Per Microsoft’s documentation, you are correct. In order for New-PSDrive to map indefinitely, you need to dot-source your script.
“When you scope the command locally, that is, without dot-sourcing, the Persist parameter does not persist the creation of a PSDrive beyond the scope in which you run the command. If you run New-PSDrive inside a script, and you want the new drive to persist indefinitely, you must dot-source the script. For best results, to force a new drive to persist, specify Global as the value of the Scope parameter in addition to adding Persist to your command.”
I can not use the Microsoft GPO because the mapping is to a machine on a workstation in our DMZ, and all my users are in a domain. GPOs will not allow me to enter the login information for an account outside of the domain due to security vulernabilities this feature was removed in 2013 I think…so the straight GPO method does not work in this case.
I do have a letter assigned in the script…I pulled it out for security reasons and added <Removed>, but for some reason it is not showing my <REMOVED> quotes. We will say I have the script written with -drive Z for poops and giggles.
Are you saying to just combine the two scripts into one?
So add the . \NetworkShare\MapDrive.ps1 inside of the the MapDrive.ps1 script? Would this not call itself and turn into an infinate loop where it would start the script and the first line would then start the script again which would then call to start the script again, etc…?
I would defiantly suggest that you would investigate having a domain controller in a segmented part of your DMZ and having specific FW network rules to allow for authentication. Having a local script while seems like the easier option here however secure-string passwords can be decrypted using the same user context it’s less secure.

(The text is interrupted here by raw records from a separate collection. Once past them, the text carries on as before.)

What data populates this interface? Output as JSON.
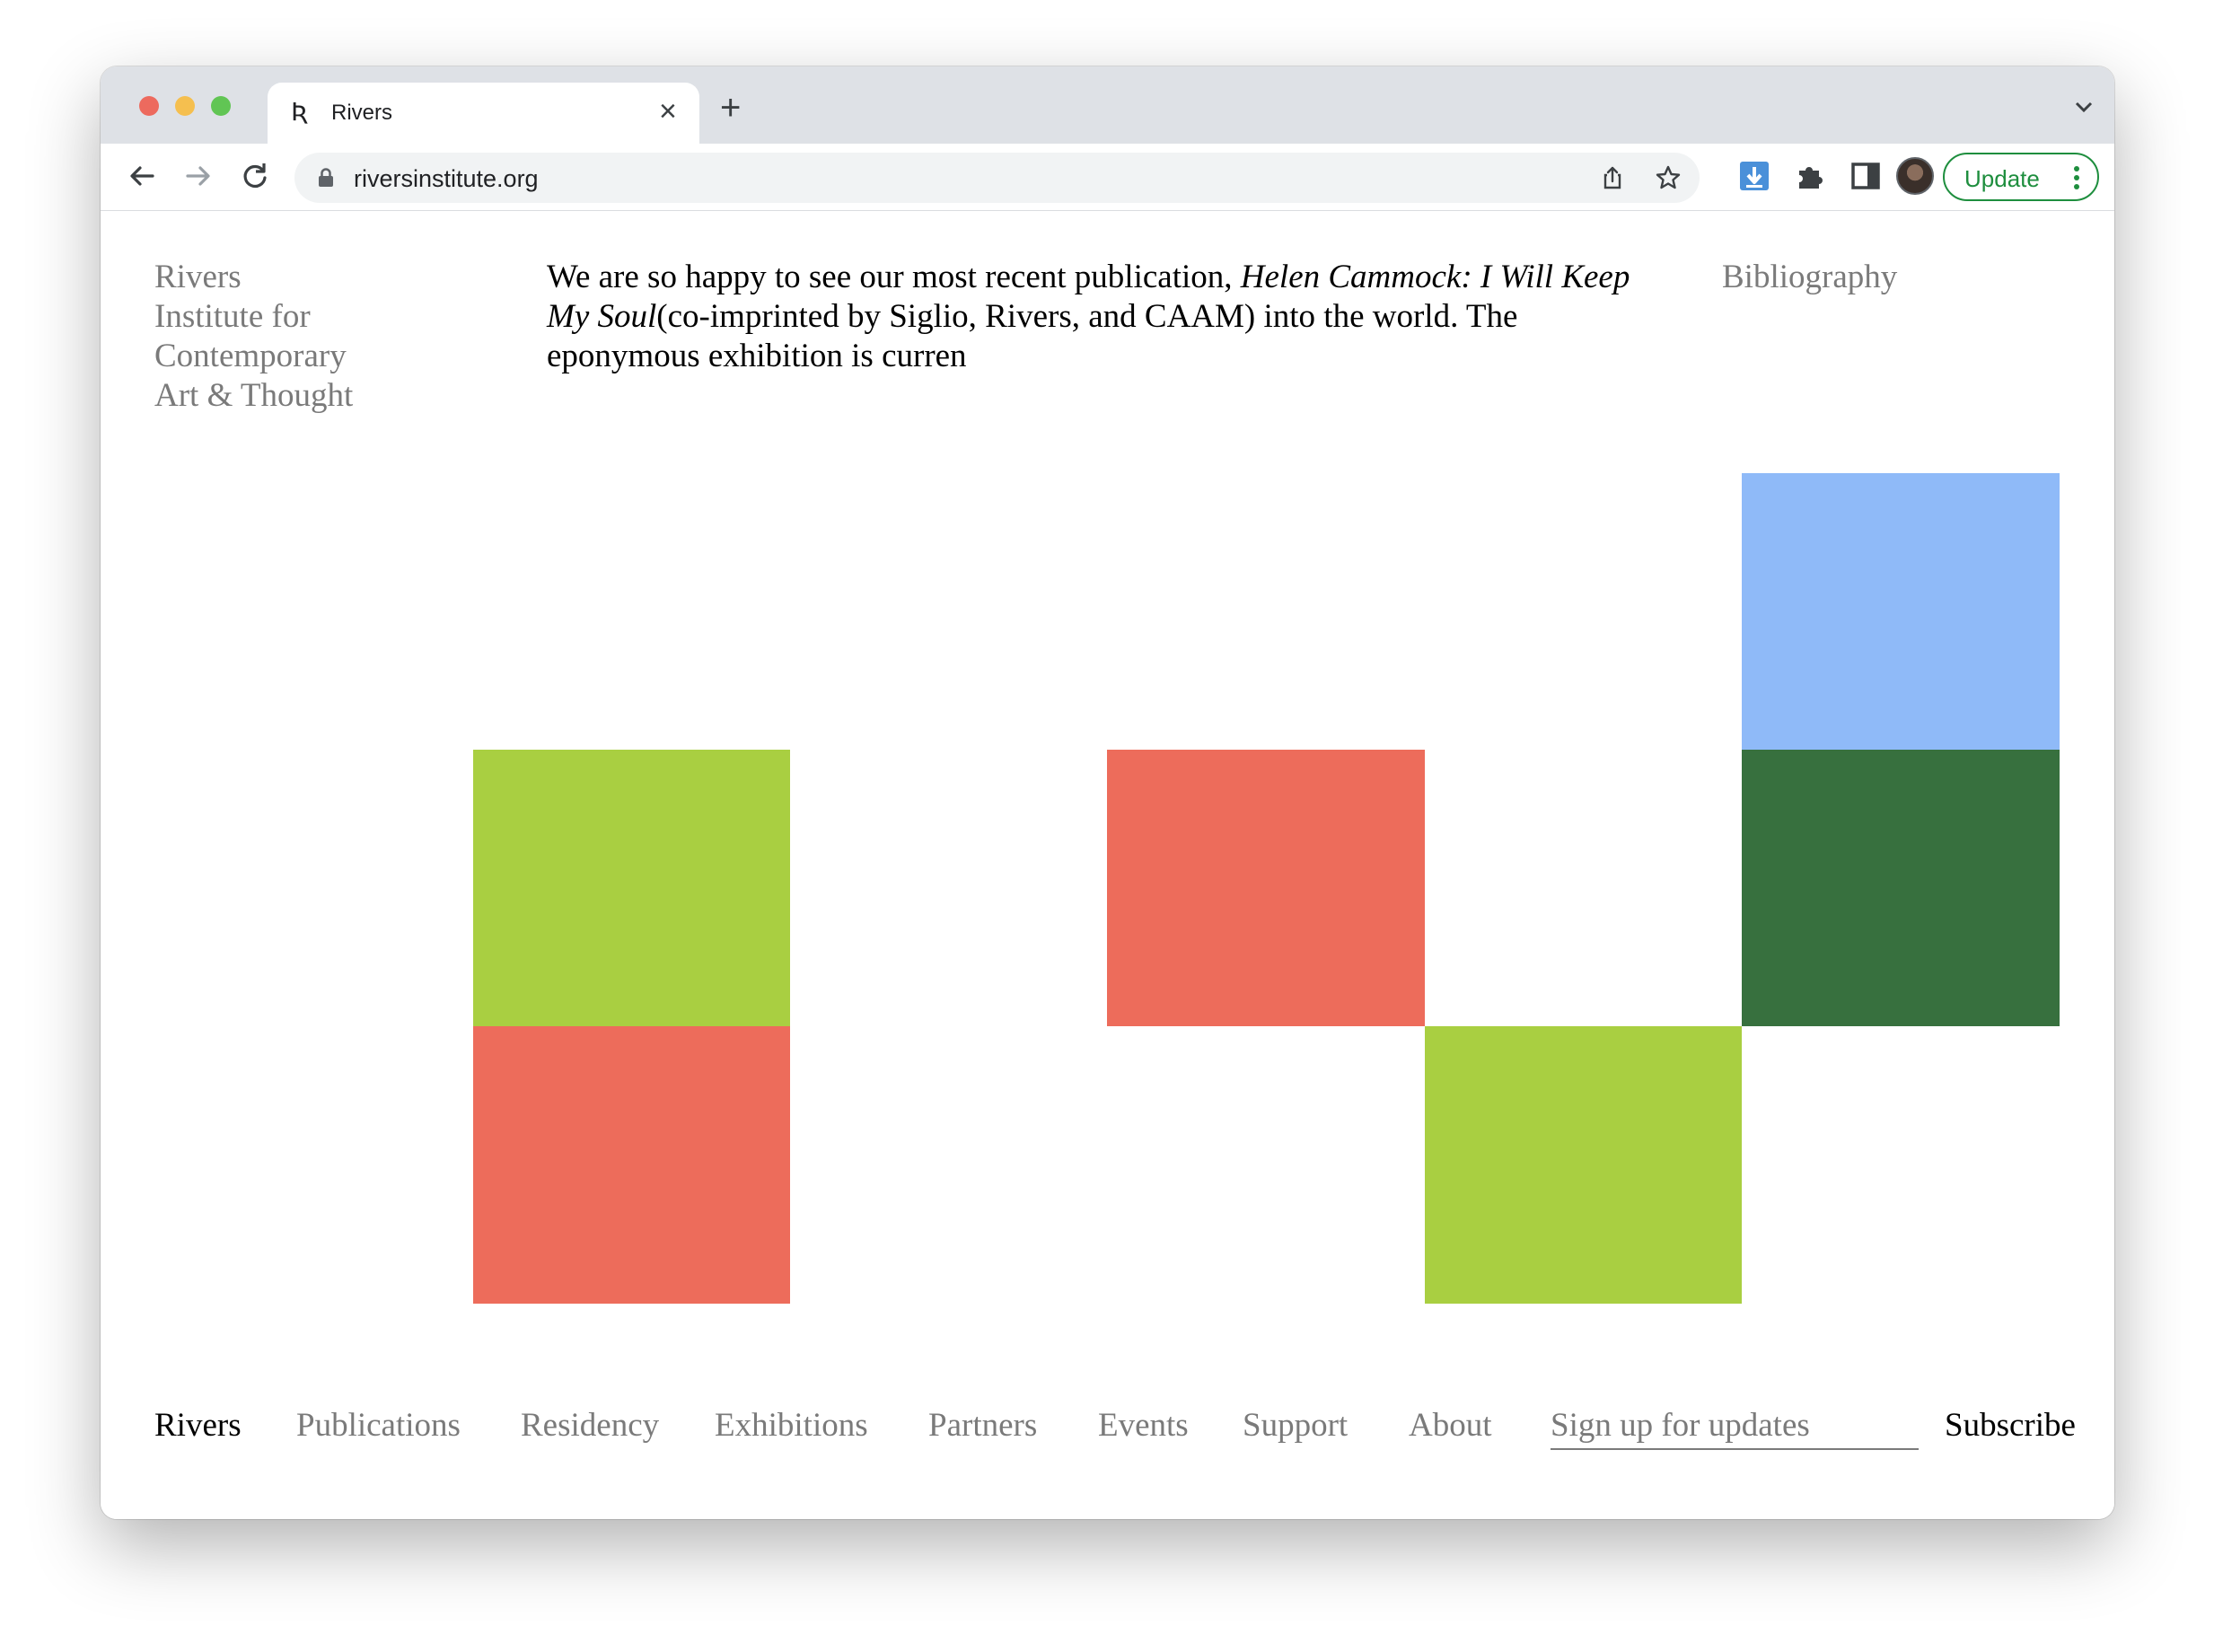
{
  "browser": {
    "tab_favicon": "Ʀ",
    "tab_title": "Rivers",
    "tab_close": "×",
    "new_tab": "+",
    "url": "riversinstitute.org",
    "update_label": "Update",
    "icons": [
      "back-icon",
      "forward-icon",
      "reload-icon",
      "lock-icon",
      "share-icon",
      "star-icon",
      "download-extension-icon",
      "puzzle-extension-icon",
      "side-panel-icon",
      "profile-avatar",
      "more-icon",
      "tab-list-chevron-icon"
    ]
  },
  "site": {
    "logo": "Rivers\nInstitute for\nContemporary\nArt & Thought",
    "intro": {
      "before": "We are so happy to see our most recent publication, ",
      "italic": "Helen Cammock: I Will Keep My Soul",
      "after": "(co-imprinted by Siglio, Rivers, and CAAM) into the world. The eponymous exhibition is curren"
    },
    "bibliography": "Bibliography"
  },
  "colors": {
    "lime": "#a9cf41",
    "coral": "#ed6c5b",
    "sky": "#8fbaf8",
    "forest": "#37703e",
    "grey_text": "#7a7a7a"
  },
  "blocks": [
    {
      "name": "block-lime-1",
      "color": "lime"
    },
    {
      "name": "block-coral-1",
      "color": "coral"
    },
    {
      "name": "block-coral-2",
      "color": "coral"
    },
    {
      "name": "block-lime-2",
      "color": "lime"
    },
    {
      "name": "block-sky",
      "color": "sky"
    },
    {
      "name": "block-forest",
      "color": "forest"
    }
  ],
  "nav": {
    "items": [
      "Rivers",
      "Publications",
      "Residency",
      "Exhibitions",
      "Partners",
      "Events",
      "Support",
      "About"
    ],
    "active": "Rivers",
    "signup_placeholder": "Sign up for updates",
    "subscribe": "Subscribe"
  }
}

I would defiantly suggest that you would investigate having a domain controller in a segmented part of your DMZ and having specific FW network rules to allow for authentication. Having a local script while seems like the easier option here however secure-string passwords can be decrypted using the same user context it’s less secure.
Cheers,
PSM
[/quote]
Im not really sure how adding a DC to my DMZ would help as the computer we are trying to map the folder to is not domain joined…so I still need the script to input the usable account on the local machine…?
I have read that the encrypted password in the script is not ideal, but its better than nothing at this point until I can find a better path.